Until 1982, the stable that you are in now did not belong to the Museum, but to the house next door. Long ago, the two houses which are now numbered no.18 and 18a Etnam Street were one house; 18a was the coach house for the bigger no. 18. On the plan you can see Etnam Street running across the top. The biggest Museum building is coloured blue. It lies within the original long narrow burgage plot, which has been filled with smaller houses since it was laid out by the monks 800 years ago. The pink and yellow buildings are clearly in the next door plot. When it was first built, the occupants of no.18 were wealthy enough to own several horses and a carriage. The horses were kept in the stable, (the upper rectangle marked yellow) and the carriage probably in the white space marked ‘18a’ nearer to the street. When you leave the Museum, look for the large double door next to the Museum through which the carriage would have been driven.
When the Museum bought the stable in 1982, all the original stalls were still in place.

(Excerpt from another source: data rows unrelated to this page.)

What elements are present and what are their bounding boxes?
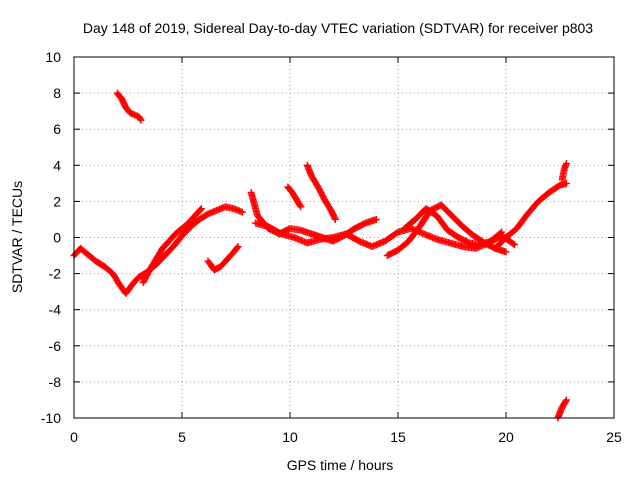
chart-title: Day 148 of 2019, Sidereal Day-to-day VTE… — [83, 20, 593, 36]
y-tick-label: 10 — [45, 49, 61, 65]
y-tick-label: -10 — [41, 410, 61, 426]
data-point — [233, 244, 241, 252]
y-tick-label: 6 — [53, 121, 61, 137]
data-point — [562, 396, 570, 404]
series-arc-j — [491, 179, 570, 252]
data-point — [562, 397, 570, 405]
x-tick-label: 15 — [390, 429, 406, 445]
y-tick-label: 8 — [53, 85, 61, 101]
y-tick-label: -6 — [49, 338, 62, 354]
series-arc-i — [400, 205, 506, 249]
series-arc-l — [554, 396, 570, 422]
data-point — [372, 215, 380, 223]
series-arc-b — [139, 205, 205, 287]
data-point — [296, 202, 304, 210]
y-tick-label: 2 — [53, 193, 61, 209]
data-point — [197, 205, 205, 213]
x-tick-label: 20 — [498, 429, 514, 445]
data-markers — [70, 89, 570, 422]
data-point — [496, 229, 504, 237]
data-point — [137, 116, 145, 124]
data-point — [238, 208, 246, 216]
data-point — [562, 159, 570, 167]
x-tick-label: 25 — [606, 429, 622, 445]
data-point — [331, 215, 339, 223]
y-axis-label: SDTVAR / TECUs — [9, 181, 25, 293]
series-arc-c — [204, 243, 242, 274]
data-point — [502, 248, 510, 256]
y-tick-label: -2 — [49, 266, 62, 282]
data-point — [509, 240, 517, 248]
data-point — [197, 206, 205, 214]
data-point — [234, 243, 242, 251]
y-tick-label: 0 — [53, 230, 61, 246]
y-tick-label: -4 — [49, 302, 62, 318]
data-point — [498, 228, 506, 236]
y-tick-label: 4 — [53, 157, 61, 173]
series-arc-f — [303, 161, 339, 223]
series-arc-k — [558, 159, 570, 184]
x-tick-label: 5 — [178, 429, 186, 445]
x-tick-label: 0 — [70, 429, 78, 445]
axis-ticks: 0 5 10 15 20 25 -10 -8 -6 -4 -2 0 2 4 6 8 10 — [41, 49, 622, 445]
y-tick-label: -8 — [49, 374, 62, 390]
x-tick-label: 10 — [282, 429, 298, 445]
data-point — [511, 241, 519, 249]
x-axis-label: GPS time / hours — [287, 457, 394, 473]
series-arc-a — [113, 89, 145, 124]
data-point — [297, 203, 305, 211]
data-point — [562, 179, 570, 187]
series-arc-e — [284, 183, 305, 211]
data-point — [136, 115, 144, 123]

Until the early 20th century, horses featured large in the life of the town. They were used for all sorts of different purposes, reflected in these photos.
A very large working farm horse, used for ploughing, drawing carts & other heavy tasks.

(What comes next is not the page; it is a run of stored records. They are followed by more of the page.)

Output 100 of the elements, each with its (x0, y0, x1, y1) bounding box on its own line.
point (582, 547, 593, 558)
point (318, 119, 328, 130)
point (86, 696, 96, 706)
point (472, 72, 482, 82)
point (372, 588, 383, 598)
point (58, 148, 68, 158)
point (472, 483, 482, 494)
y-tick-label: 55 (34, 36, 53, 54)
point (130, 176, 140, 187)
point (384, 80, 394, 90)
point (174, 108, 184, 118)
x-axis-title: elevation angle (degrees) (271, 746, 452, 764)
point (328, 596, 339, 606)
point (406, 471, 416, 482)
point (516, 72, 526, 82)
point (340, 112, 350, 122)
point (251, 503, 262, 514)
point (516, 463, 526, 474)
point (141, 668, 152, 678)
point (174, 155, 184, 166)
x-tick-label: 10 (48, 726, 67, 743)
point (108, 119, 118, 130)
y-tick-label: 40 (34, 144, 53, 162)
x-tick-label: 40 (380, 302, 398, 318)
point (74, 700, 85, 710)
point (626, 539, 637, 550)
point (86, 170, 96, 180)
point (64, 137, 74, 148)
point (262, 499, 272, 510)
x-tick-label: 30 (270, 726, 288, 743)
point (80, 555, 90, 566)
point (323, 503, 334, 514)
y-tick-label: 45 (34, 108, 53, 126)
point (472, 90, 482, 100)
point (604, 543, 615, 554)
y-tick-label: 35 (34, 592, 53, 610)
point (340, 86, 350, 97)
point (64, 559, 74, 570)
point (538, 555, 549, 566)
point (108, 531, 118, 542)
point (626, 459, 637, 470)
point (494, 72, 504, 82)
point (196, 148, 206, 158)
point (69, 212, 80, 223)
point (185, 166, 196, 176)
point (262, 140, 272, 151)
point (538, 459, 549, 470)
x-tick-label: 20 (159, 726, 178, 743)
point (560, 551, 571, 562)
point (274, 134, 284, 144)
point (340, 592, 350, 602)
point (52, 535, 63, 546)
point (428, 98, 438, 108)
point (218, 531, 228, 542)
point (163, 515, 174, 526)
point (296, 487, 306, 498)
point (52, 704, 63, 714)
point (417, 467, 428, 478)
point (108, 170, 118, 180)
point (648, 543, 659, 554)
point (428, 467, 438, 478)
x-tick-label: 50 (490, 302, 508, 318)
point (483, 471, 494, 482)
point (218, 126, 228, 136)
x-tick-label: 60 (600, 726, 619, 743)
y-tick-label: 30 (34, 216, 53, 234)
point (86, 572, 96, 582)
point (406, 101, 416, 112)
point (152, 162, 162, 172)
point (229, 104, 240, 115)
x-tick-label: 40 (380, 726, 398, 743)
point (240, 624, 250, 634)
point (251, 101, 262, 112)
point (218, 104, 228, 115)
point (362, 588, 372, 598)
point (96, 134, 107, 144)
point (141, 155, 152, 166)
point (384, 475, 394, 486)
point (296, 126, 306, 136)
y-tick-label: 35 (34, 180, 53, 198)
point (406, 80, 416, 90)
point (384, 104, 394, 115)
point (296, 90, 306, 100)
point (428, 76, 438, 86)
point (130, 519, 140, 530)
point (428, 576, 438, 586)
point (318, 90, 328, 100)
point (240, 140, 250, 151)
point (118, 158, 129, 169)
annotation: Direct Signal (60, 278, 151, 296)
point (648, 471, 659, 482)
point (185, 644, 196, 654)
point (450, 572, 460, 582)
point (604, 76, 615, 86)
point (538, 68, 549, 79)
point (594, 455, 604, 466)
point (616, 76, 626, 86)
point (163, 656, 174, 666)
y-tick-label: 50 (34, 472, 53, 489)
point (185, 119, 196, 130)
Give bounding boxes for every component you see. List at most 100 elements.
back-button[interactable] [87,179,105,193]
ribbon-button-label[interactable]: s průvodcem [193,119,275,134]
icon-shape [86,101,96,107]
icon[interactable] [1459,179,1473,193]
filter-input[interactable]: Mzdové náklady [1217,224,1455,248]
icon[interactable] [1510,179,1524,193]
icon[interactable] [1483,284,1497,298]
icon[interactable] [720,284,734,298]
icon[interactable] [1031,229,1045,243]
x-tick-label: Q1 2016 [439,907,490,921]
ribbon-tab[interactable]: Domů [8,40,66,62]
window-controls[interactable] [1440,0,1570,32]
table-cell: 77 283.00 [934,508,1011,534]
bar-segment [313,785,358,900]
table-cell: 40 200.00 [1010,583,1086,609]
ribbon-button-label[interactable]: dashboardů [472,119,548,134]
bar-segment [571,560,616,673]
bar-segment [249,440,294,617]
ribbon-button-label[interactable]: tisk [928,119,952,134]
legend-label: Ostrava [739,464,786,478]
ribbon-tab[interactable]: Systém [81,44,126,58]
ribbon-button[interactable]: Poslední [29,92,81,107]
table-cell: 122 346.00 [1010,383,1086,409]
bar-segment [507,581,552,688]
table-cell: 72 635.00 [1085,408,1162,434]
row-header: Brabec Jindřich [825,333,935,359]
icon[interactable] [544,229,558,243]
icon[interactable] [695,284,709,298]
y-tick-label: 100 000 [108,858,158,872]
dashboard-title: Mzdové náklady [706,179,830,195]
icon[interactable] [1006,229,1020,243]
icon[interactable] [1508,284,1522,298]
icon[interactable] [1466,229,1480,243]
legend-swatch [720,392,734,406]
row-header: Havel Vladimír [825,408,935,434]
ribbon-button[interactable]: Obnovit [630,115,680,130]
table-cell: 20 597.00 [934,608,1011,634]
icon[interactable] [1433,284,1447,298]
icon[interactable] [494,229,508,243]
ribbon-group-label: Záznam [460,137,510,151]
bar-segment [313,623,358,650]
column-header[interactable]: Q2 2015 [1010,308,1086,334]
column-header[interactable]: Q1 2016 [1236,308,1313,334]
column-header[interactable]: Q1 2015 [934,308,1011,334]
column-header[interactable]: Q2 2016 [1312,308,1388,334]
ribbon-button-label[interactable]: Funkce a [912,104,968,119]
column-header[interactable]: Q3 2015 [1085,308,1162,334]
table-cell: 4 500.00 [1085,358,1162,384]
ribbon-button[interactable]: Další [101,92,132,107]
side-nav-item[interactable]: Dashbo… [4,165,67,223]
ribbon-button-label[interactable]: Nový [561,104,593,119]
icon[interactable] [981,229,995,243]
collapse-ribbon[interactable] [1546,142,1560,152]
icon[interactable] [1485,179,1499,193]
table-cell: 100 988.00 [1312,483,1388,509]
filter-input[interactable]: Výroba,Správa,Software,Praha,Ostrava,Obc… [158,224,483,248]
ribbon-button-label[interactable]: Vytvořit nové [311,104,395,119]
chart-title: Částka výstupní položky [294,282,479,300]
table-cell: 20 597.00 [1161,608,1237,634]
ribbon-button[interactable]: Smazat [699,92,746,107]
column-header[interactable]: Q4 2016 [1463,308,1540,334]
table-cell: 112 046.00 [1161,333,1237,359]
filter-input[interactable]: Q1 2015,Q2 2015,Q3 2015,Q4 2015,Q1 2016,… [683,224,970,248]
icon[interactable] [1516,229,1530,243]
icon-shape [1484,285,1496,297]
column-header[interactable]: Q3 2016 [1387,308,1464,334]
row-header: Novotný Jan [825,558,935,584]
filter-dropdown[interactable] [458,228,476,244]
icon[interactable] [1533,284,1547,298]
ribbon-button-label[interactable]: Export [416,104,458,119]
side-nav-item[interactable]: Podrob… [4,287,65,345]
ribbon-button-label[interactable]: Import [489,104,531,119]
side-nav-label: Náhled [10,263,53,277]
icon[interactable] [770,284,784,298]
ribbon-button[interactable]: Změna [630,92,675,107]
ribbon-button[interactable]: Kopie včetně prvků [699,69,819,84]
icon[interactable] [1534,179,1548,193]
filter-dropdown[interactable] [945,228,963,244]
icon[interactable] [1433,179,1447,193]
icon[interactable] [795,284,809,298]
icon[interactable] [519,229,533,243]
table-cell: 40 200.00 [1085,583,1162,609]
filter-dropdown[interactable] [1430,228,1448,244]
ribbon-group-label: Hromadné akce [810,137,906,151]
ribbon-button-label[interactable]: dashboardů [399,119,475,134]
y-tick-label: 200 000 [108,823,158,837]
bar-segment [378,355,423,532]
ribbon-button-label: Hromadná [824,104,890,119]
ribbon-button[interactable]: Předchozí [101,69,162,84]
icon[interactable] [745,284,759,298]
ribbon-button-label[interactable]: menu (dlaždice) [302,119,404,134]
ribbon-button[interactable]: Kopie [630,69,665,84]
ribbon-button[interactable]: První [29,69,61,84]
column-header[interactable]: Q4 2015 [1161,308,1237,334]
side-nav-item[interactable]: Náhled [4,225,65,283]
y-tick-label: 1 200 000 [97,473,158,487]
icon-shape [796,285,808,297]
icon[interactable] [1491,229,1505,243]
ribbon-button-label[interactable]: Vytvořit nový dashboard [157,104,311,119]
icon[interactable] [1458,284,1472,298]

They’d got 4 big cart horses like. … Of course I was only just turned 14 like, and to gear them up, putting gears on them, used to be a pretty big job for me. Putting the big collar on was pretty hard like, I had to get up in the boosey [manger] to do that. And then after I’d put the cart saddle and all, the bridle on. … I used to take the horse round to where the cart was. I can remember this one day I backed him into the cart, the horse, I lifted the shares up and [went] underneath his head to throw the back chain over, the cart like, when I was doing that, he bit me on the arm. My brother, Charlie, he worked there a bit. He was better than me with the horses. He could gear it up like in the stables and he’d tell the horse what to do, you know. He could back it into the cart and he wouldn’t put his hand on the horse. He’d just tell him like.
Arthur Evans
However, it was even more exciting when the road repair gang came along the road while the big horses were outside the blacksmiths shop. This gang centred on a huge steam roller that clanked along at about two miles per hour with bursts of steam and a piercing whistle, whilst smelling strongly of coal and sweet smelling tar. Behind the steam roller and pulled in train by it was a cart filled with coal for the boilers, another filled with water and another filled with chippings and tar for repairing the roads, whilst behind that came the caravan home of the driver. He was a little red-faced man dressed in greasy black overalls and a greasy black cap and we envied the life of romance he led when travelling the open roads. Just passing the horses by with his steam roller was trouble enough as they would fret and rear with fear, but when the little man stopped his train at the Bowling Green Pub for a quick pint of cider the prolonged hissing of steam and shrilling of the whistle would send the horses mad with fear, then their handlers would have the greatest difficulty controlling them. My, we did find it fun to watch!
Roy Gough
My mother used to have the pony and trap from next door to drive into town, and take her butter and eggs and things like that. And sometimes we would be lucky enough to go. I know one day I followed mother … oh, a quarter of the way into Leominster. In the end she gave in and let me ride. Another pleasure to remember, if we were fortunate enough to be taken to town on market day with mother driving Miss Proudman’s pony and trap or later on the local buses, would be a visit to ‘Pewtress Tea Rooms’ in Broad Street for a cup of tea and a Chelsea Bun. That was a big thing.